Urueña constituye uno de los descubrimientos más apasionantes de cuantos hizo mi curiosidad en los últimos años; este pueblo vallisoletano, que divisaba en el horizonte de mis recorridos por la Nacional VI, tiene una personalidad que nace de su armonía y recogimiento, y que rara vez podemos ver en otros pueblos de nuestra geografía.
Hay tanta historia paseando por sus calles que, con el permiso de doña Urraca, su más ilustre vecina y dueña del infantado, fue necesario contenerla dentro del precioso envoltorio de piedra que constituyen sus murallas.

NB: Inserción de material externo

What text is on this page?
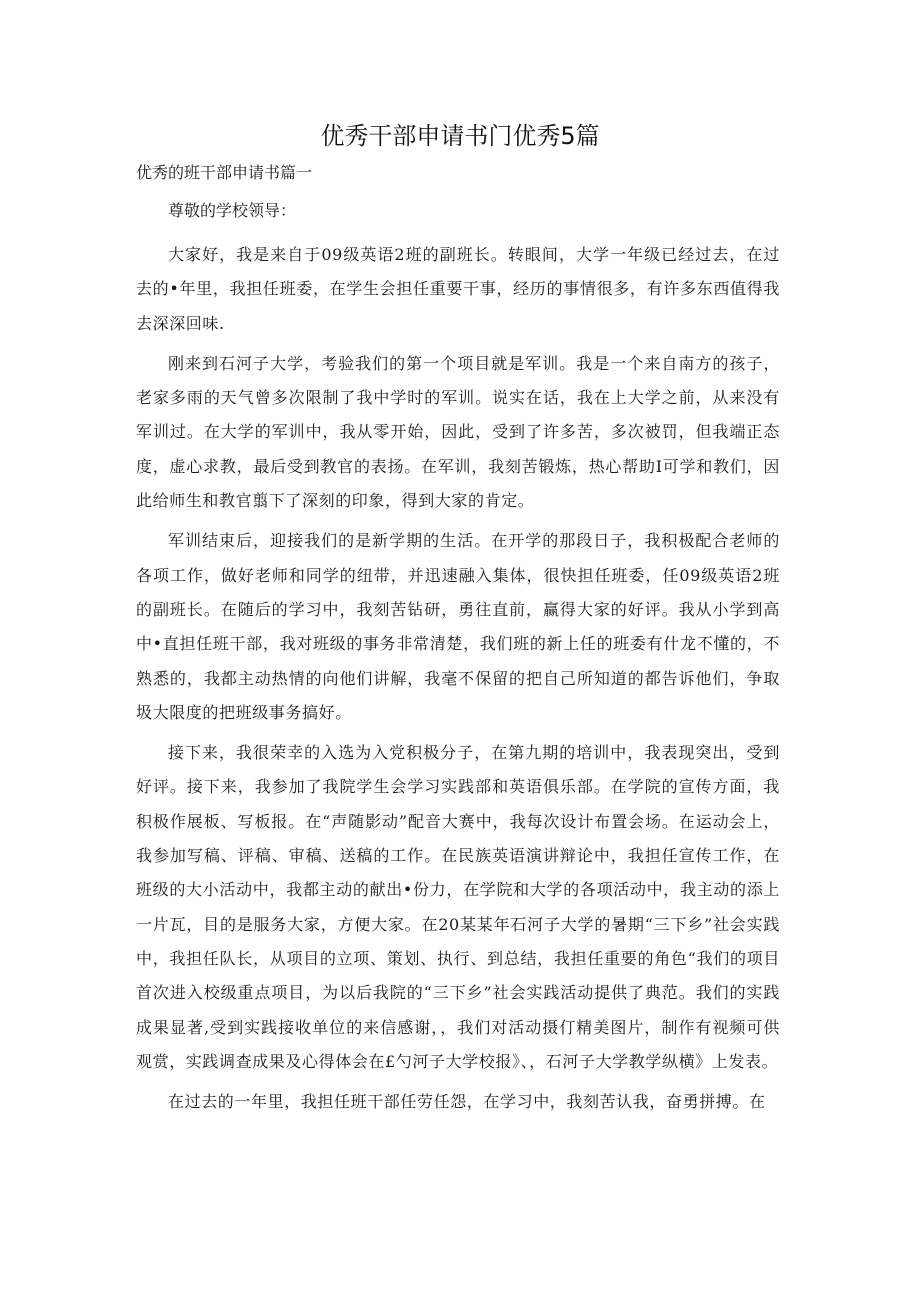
优秀干部申请书门优秀5篇

优秀的班干部申请书篇一

尊敬的学校领导：

大家好，我是来自于09级英语2班的副班长。转眼间，大学一年级已经过去，在过去的•年里，我担任班委，在学生会担任重要干事，经历的事情很多，有许多东西值得我去深深回味.

刚来到石河子大学，考验我们的第一个项目就是军训。我是一个来自南方的孩子，老家多雨的天气曾多次限制了我中学时的军训。说实在话，我在上大学之前，从来没有军训过。在大学的军训中，我从零开始，因此，受到了许多苦，多次被罚，但我端正态度，虚心求教，最后受到教官的表扬。在军训，我刻苦锻炼，热心帮助I可学和教们，因此给师生和教官翦下了深刻的印象，得到大家的肯定。

军训结束后，迎接我们的是新学期的生活。在开学的那段日子，我积极配合老师的各项工作，做好老师和同学的纽带，并迅速融入集体，很快担任班委，任09级英语2班的副班长。在随后的学习中，我刻苦钻研，勇往直前，赢得大家的好评。我从小学到高中•直担任班干部，我对班级的事务非常清楚，我们班的新上任的班委有什龙不懂的，不熟悉的，我都主动热情的向他们讲解，我毫不保留的把自己所知道的都告诉他们，争取圾大限度的把班级事务搞好。

接下来，我很荣幸的入选为入党积极分子，在第九期的培训中，我表现突出，受到好评。接下来，我参加了我院学生会学习实践部和英语俱乐部。在学院的宣传方面，我积极作展板、写板报。在“声随影动”配音大赛中，我每次设计布置会场。在运动会上，我参加写稿、评稿、审稿、送稿的工作。在民族英语演讲辩论中，我担任宣传工作，在班级的大小活动中，我都主动的献出•份力，在学院和大学的各项活动中，我主动的添上一片瓦，目的是服务大家，方便大家。在20某某年石河子大学的暑期“三下乡”社会实践中，我担任队长，从项目的立项、策划、执行、到总结，我担任重要的角色“我们的项目首次进入校级重点项目，为以后我院的“三下乡”社会实践活动提供了典范。我们的实践成果显著,受到实践接收单位的来信感谢，，我们对活动摄仃精美图片，制作有视频可供观赏，实践调查成果及心得体会在£勺河子大学校报》、，石河子大学教学纵横》上发表。

在过去的一年里，我担任班干部任劳任怨，在学习中，我刻苦认我，奋勇拼搏。在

Pero más valioso que el pueblo -en sí mismo- es su entorno: Urueña se encarama en uno de los oteros que configuran las estribaciones de los montes Torozos; desde su perímetro defensivo puede verse el impresionante espectáculo que los pucelanos bautizaron, en sus visitas de fin de semana, como el "Mar de Castilla". La interminable llanura de Tierra de Campos, estacionalmente borracha de verdes trigales que se dejan mecer, al capricho de las brisas que vienen del norte, puede llegar a confundirse, sin que sea necesario caer en el derroche imaginativo, con un vasto océano de olas cambiantes.